- Athanasius
Khaled Anatolios, the author of the brilliant book, Athanasius: The Coherence of his Thought, the best recent book on Athanasius, was the ideal person to contribute the volume on Athanasius to the Routledge series, Early Church Fathers. The resulting volume is one of the best in what has become a distinguished series. Following the format of the series, the first third of the book consists of Anatolios's introduction and the rest of substantial passages from Athanasius, specially translated for the book. Anatolios's introduction is masterly, picking his way carefully through the minefield that interpretation of the fourth century has become, well aware of the critical problems that remain but concentrating, as he must, on Athanasius himself without being sucked into the great archbishop's own understanding of the sequence of events that he successfully persuaded most subsequent writers to think of as the "Arian" controversy. Without hagiography, Anatolios gives a clear account of Athanasius's astonishing career and then passes to a lucid and succinct account of his theology. In barely forty pages, we are given a brilliant sketch of Athanasius's theological vision, showing how it sets the Incarnation in the context of a profoundly thought-through doctrine of creation out of nothing, which underlies an anthropology in which the human stands on the frontier between God and the created order. Athanasius's understanding of the Incarnation and the Word's overcoming of death and corruption through cross and resurrection is explored, and the implications of this for the doctrine of the Trinity are drawn out; Anatolios closes by bringing out Athanasius's emphasis on holiness as the foundation of theological insight.
Anatolios is thoroughly acquainted with the scholarship on Athanasius, but draws on it with a lightness of touch that keeps the central figure of Athanasius and what Anatolios himself called the "coherence of his thought" in focus. The author seems to have slightly revised his view of Athanasius since the monograph, giving more prominence to what one might call the existential character [End Page 283] of Athanasius's theology and pushing to the background the dialectic between transcendence and immanence that perhaps gave his earlier picture of Athanasius too philosophical a coloring.

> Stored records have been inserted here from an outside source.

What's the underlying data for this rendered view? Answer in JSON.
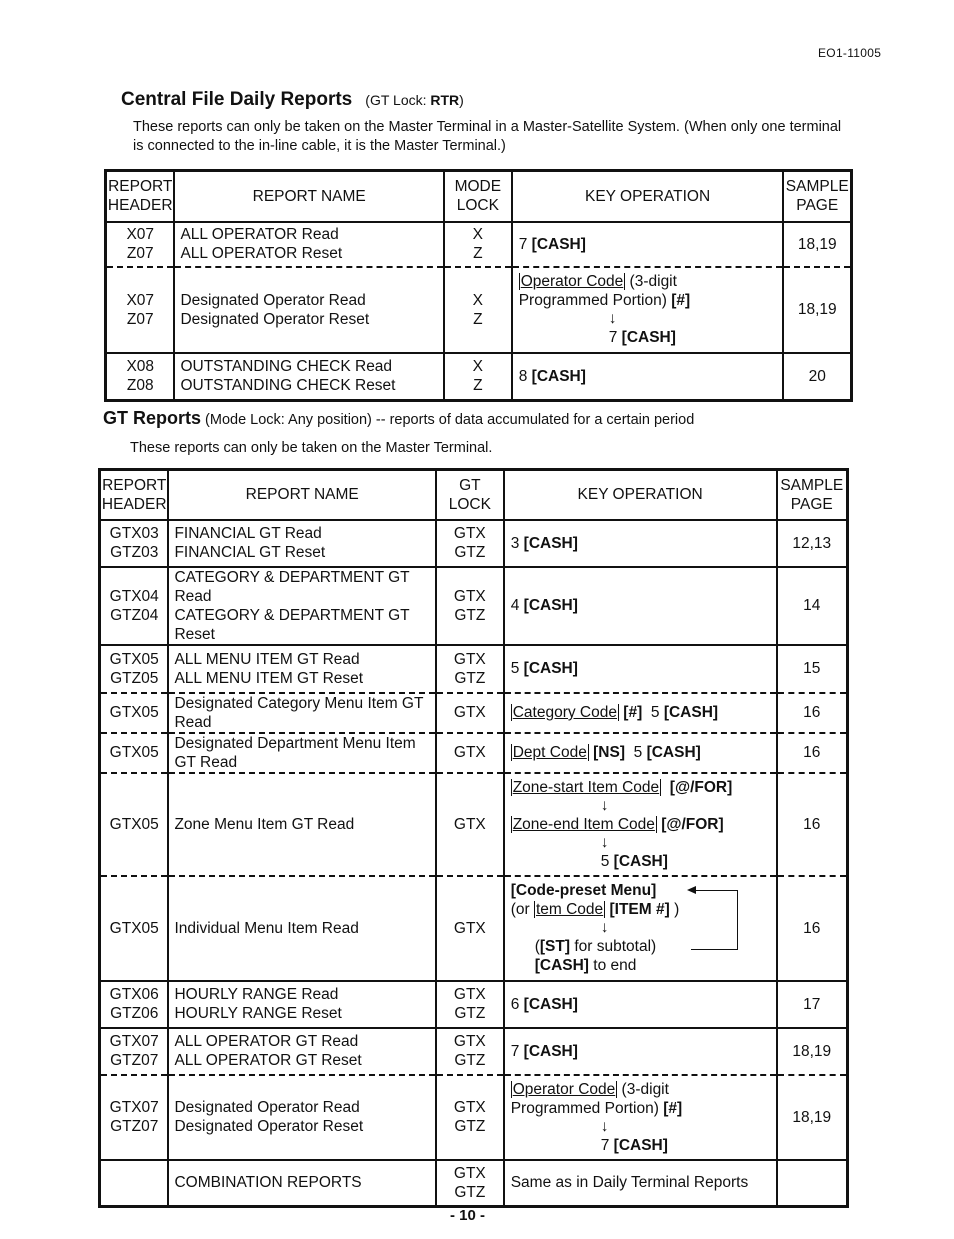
{
  "doc_id": "EO1-11005",
  "section1": {
    "title": "Central File Daily Reports",
    "subtitle_prefix": "(GT Lock: ",
    "subtitle_bold": "RTR",
    "subtitle_suffix": ")",
    "intro": "These reports can only be taken on the Master Terminal in a Master-Satellite System.  (When only one terminal is connected to the in-line cable, it is the Master Terminal.)",
    "headers": {
      "report_header_1": "REPORT",
      "report_header_2": "HEADER",
      "report_name": "REPORT NAME",
      "lock_1": "MODE",
      "lock_2": "LOCK",
      "key_operation": "KEY OPERATION",
      "sample_1": "SAMPLE",
      "sample_2": "PAGE"
    },
    "rows": [
      {
        "hdr1": "X07",
        "hdr2": "Z07",
        "name1": "ALL OPERATOR Read",
        "name2": "ALL OPERATOR Reset",
        "lock1": "X",
        "lock2": "Z",
        "key_num": "7",
        "key_bold": "[CASH]",
        "page": "18,19"
      },
      {
        "hdr1": "X07",
        "hdr2": "Z07",
        "name1": "Designated Operator Read",
        "name2": "Designated Operator Reset",
        "lock1": "X",
        "lock2": "Z",
        "key_code": "Operator Code",
        "key_line1_rest": " (3-digit",
        "key_line2": "Programmed Portion) ",
        "key_line2_bold": "[#]",
        "arrow": "↓",
        "key_line3_num": "7 ",
        "key_line3_bold": "[CASH]",
        "page": "18,19"
      },
      {
        "hdr1": "X08",
        "hdr2": "Z08",
        "name1": "OUTSTANDING CHECK Read",
        "name2": "OUTSTANDING CHECK Reset",
        "lock1": "X",
        "lock2": "Z",
        "key_num": "8",
        "key_bold": "[CASH]",
        "page": "20"
      }
    ]
  },
  "section2": {
    "title": "GT Reports",
    "subtitle": " (Mode Lock: Any position)  -- reports of data accumulated for a certain period",
    "intro": "These reports can only be taken on the Master Terminal.",
    "headers": {
      "report_header_1": "REPORT",
      "report_header_2": "HEADER",
      "report_name": "REPORT NAME",
      "lock_1": "GT",
      "lock_2": "LOCK",
      "key_operation": "KEY OPERATION",
      "sample_1": "SAMPLE",
      "sample_2": "PAGE"
    },
    "rows": [
      {
        "hdr1": "GTX03",
        "hdr2": "GTZ03",
        "name1": "FINANCIAL GT Read",
        "name2": "FINANCIAL GT Reset",
        "lock1": "GTX",
        "lock2": "GTZ",
        "key_num": "3",
        "key_bold": "[CASH]",
        "page": "12,13"
      },
      {
        "hdr1": "GTX04",
        "hdr2": "GTZ04",
        "name1": "CATEGORY & DEPARTMENT GT Read",
        "name2": "CATEGORY & DEPARTMENT GT Reset",
        "lock1": "GTX",
        "lock2": "GTZ",
        "key_num": "4",
        "key_bold": "[CASH]",
        "page": "14"
      },
      {
        "hdr1": "GTX05",
        "hdr2": "GTZ05",
        "name1": "ALL MENU ITEM GT Read",
        "name2": "ALL MENU ITEM GT Reset",
        "lock1": "GTX",
        "lock2": "GTZ",
        "key_num": "5",
        "key_bold": "[CASH]",
        "page": "15"
      },
      {
        "hdr1": "GTX05",
        "name1": "Designated Category Menu Item GT Read",
        "lock1": "GTX",
        "key_code": "Category Code",
        "key_b1": "[#]",
        "key_num": "5",
        "key_bold": "[CASH]",
        "page": "16"
      },
      {
        "hdr1": "GTX05",
        "name1": "Designated Department Menu Item GT Read",
        "lock1": "GTX",
        "key_code": "Dept Code",
        "key_b1": "[NS]",
        "key_num": "5",
        "key_bold": "[CASH]",
        "page": "16"
      },
      {
        "hdr1": "GTX05",
        "name1": "Zone Menu Item GT Read",
        "lock1": "GTX",
        "key_code1": "Zone-start Item Code",
        "key_b1": "[@/FOR]",
        "arrow": "↓",
        "key_code2": "Zone-end Item Code",
        "key_b2": "[@/FOR]",
        "key_num": "5",
        "key_bold": "[CASH]",
        "page": "16"
      },
      {
        "hdr1": "GTX05",
        "name1": "Individual Menu Item Read",
        "lock1": "GTX",
        "key_line1": "[Code-preset Menu]",
        "key_line2_pre": "(or ",
        "key_code": "tem Code",
        "key_line2_bold": "[ITEM #]",
        "key_line2_post": " )",
        "arrow": "↓",
        "key_line3_bold": "[ST]",
        "key_line3_pre": "(",
        "key_line3_post": " for subtotal)",
        "key_line4_bold": "[CASH]",
        "key_line4_post": " to end",
        "page": "16"
      },
      {
        "hdr1": "GTX06",
        "hdr2": "GTZ06",
        "name1": "HOURLY RANGE Read",
        "name2": "HOURLY RANGE Reset",
        "lock1": "GTX",
        "lock2": "GTZ",
        "key_num": "6",
        "key_bold": "[CASH]",
        "page": "17"
      },
      {
        "hdr1": "GTX07",
        "hdr2": "GTZ07",
        "name1": "ALL OPERATOR GT Read",
        "name2": "ALL OPERATOR GT Reset",
        "lock1": "GTX",
        "lock2": "GTZ",
        "key_num": "7",
        "key_bold": "[CASH]",
        "page": "18,19"
      },
      {
        "hdr1": "GTX07",
        "hdr2": "GTZ07",
        "name1": "Designated Operator Read",
        "name2": "Designated Operator Reset",
        "lock1": "GTX",
        "lock2": "GTZ",
        "key_code": "Operator Code",
        "key_line1_rest": " (3-digit",
        "key_line2": "Programmed Portion) ",
        "key_line2_bold": "[#]",
        "arrow": "↓",
        "key_line3_num": "7 ",
        "key_line3_bold": "[CASH]",
        "page": "18,19"
      },
      {
        "hdr1": "",
        "name1": "COMBINATION REPORTS",
        "lock1": "GTX",
        "lock2": "GTZ",
        "key_text": "Same as in Daily Terminal Reports",
        "page": ""
      }
    ]
  },
  "page_number": "- 10 -"
}
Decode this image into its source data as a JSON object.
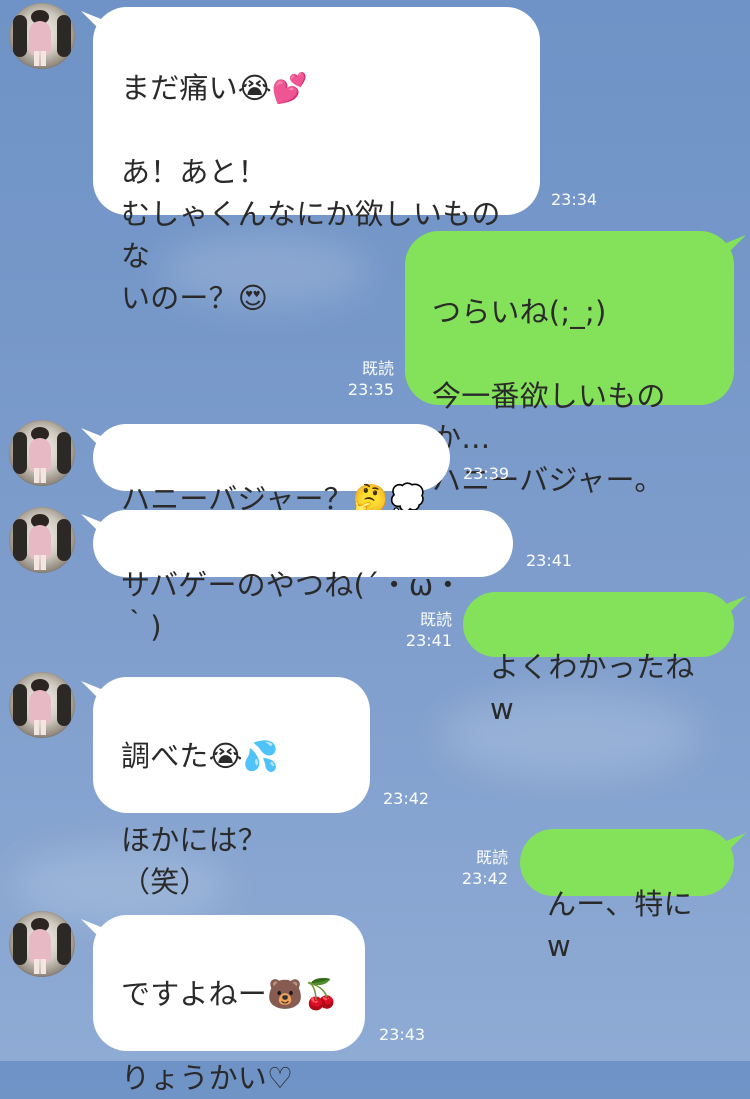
{
  "chat": {
    "messages": [
      {
        "id": "m1",
        "side": "in",
        "text": "まだ痛い😭💕\n\nあ！あと！\nむしゃくんなにか欲しいものな\nいのー？😍",
        "time": "23:34"
      },
      {
        "id": "m2",
        "side": "out",
        "text": "つらいね(;_;)\n\n今一番欲しいものか…\nハニーバジャー。",
        "read": "既読",
        "time": "23:35"
      },
      {
        "id": "m3",
        "side": "in",
        "text": "ハニーバジャー？🤔💭",
        "time": "23:39"
      },
      {
        "id": "m4",
        "side": "in",
        "text": "サバゲーのやつね(´・ω・｀)",
        "time": "23:41"
      },
      {
        "id": "m5",
        "side": "out",
        "text": "よくわかったねw",
        "read": "既読",
        "time": "23:41"
      },
      {
        "id": "m6",
        "side": "in",
        "text": "調べた😭💦\n\nほかには？（笑）",
        "time": "23:42"
      },
      {
        "id": "m7",
        "side": "out",
        "text": "んー、特にw",
        "read": "既読",
        "time": "23:42"
      },
      {
        "id": "m8",
        "side": "in",
        "text": "ですよねー🐻🍒\n\nりょうかい♡",
        "time": "23:43"
      }
    ]
  },
  "colors": {
    "background_top": "#6f93c6",
    "background_bottom": "#8eabd4",
    "incoming_bubble": "#ffffff",
    "outgoing_bubble": "#84e15a",
    "meta_text": "#ffffff"
  },
  "icons": {
    "avatar": "profile-photo-avatar"
  }
}
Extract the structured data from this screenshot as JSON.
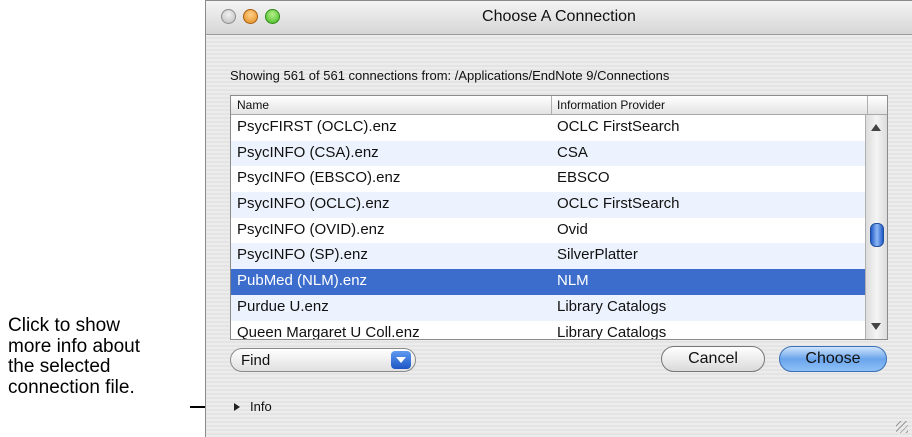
{
  "callout": {
    "lines": [
      "Click to show",
      "more info about",
      "the selected",
      "connection file."
    ]
  },
  "window": {
    "title": "Choose A Connection"
  },
  "status_text": "Showing 561 of 561 connections from: /Applications/EndNote 9/Connections",
  "table": {
    "columns": [
      "Name",
      "Information Provider"
    ],
    "rows": [
      {
        "name": "PsycFIRST (OCLC).enz",
        "provider": "OCLC FirstSearch"
      },
      {
        "name": "PsycINFO (CSA).enz",
        "provider": "CSA"
      },
      {
        "name": "PsycINFO (EBSCO).enz",
        "provider": "EBSCO"
      },
      {
        "name": "PsycINFO (OCLC).enz",
        "provider": "OCLC FirstSearch"
      },
      {
        "name": "PsycINFO (OVID).enz",
        "provider": "Ovid"
      },
      {
        "name": "PsycINFO (SP).enz",
        "provider": "SilverPlatter"
      },
      {
        "name": "PubMed (NLM).enz",
        "provider": "NLM"
      },
      {
        "name": "Purdue U.enz",
        "provider": "Library Catalogs"
      },
      {
        "name": "Queen Margaret U Coll.enz",
        "provider": "Library Catalogs"
      }
    ]
  },
  "selected_row": 6,
  "find": {
    "label": "Find"
  },
  "buttons": {
    "cancel": "Cancel",
    "choose": "Choose"
  },
  "info": {
    "label": "Info"
  },
  "colors": {
    "selection": "#3d6dcc",
    "stripe": "#edf3fe"
  }
}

The selection of passages is to some extent affected by what is already available: nothing from Contra Gentes–De Incarnatione or the Vita Antonii, for example, an omission compensated for in his introduction. There are two substantial chunks from Contra Arianos, in which Athanasius deals with the idea that the Word of God is changeable (treptos) and presents his highly original interpretation of Prov 8.22 and the "creation" of Wisdom. We are given the whole of Athanasius's defense of Nicaea in De Decretis, the central argument of the correspondence with Serapion on the divinity of the Holy Spirit (on which argument Athanasius weaves variations in the rest of the correspondence), and the late letter of Adelphius on the emerging new forms of what Athanasius continued to see as "Arianism."
Anatolius then focuses, very properly, on Athanasius's theological arguments, for it is on these that Athanasius's distinction as a "Church Father" depends. In the introduction, he has made clear to the reader other dimensions of Athanasius's thought, and the bibliography shows the reader where to go to follow this up. Each of the translated pieces has a preface that places the work chronologically and introduces its theological significance. This volume is an adornment to a fine series and certainly the best introduction to St. Athanasius the Great and his theology.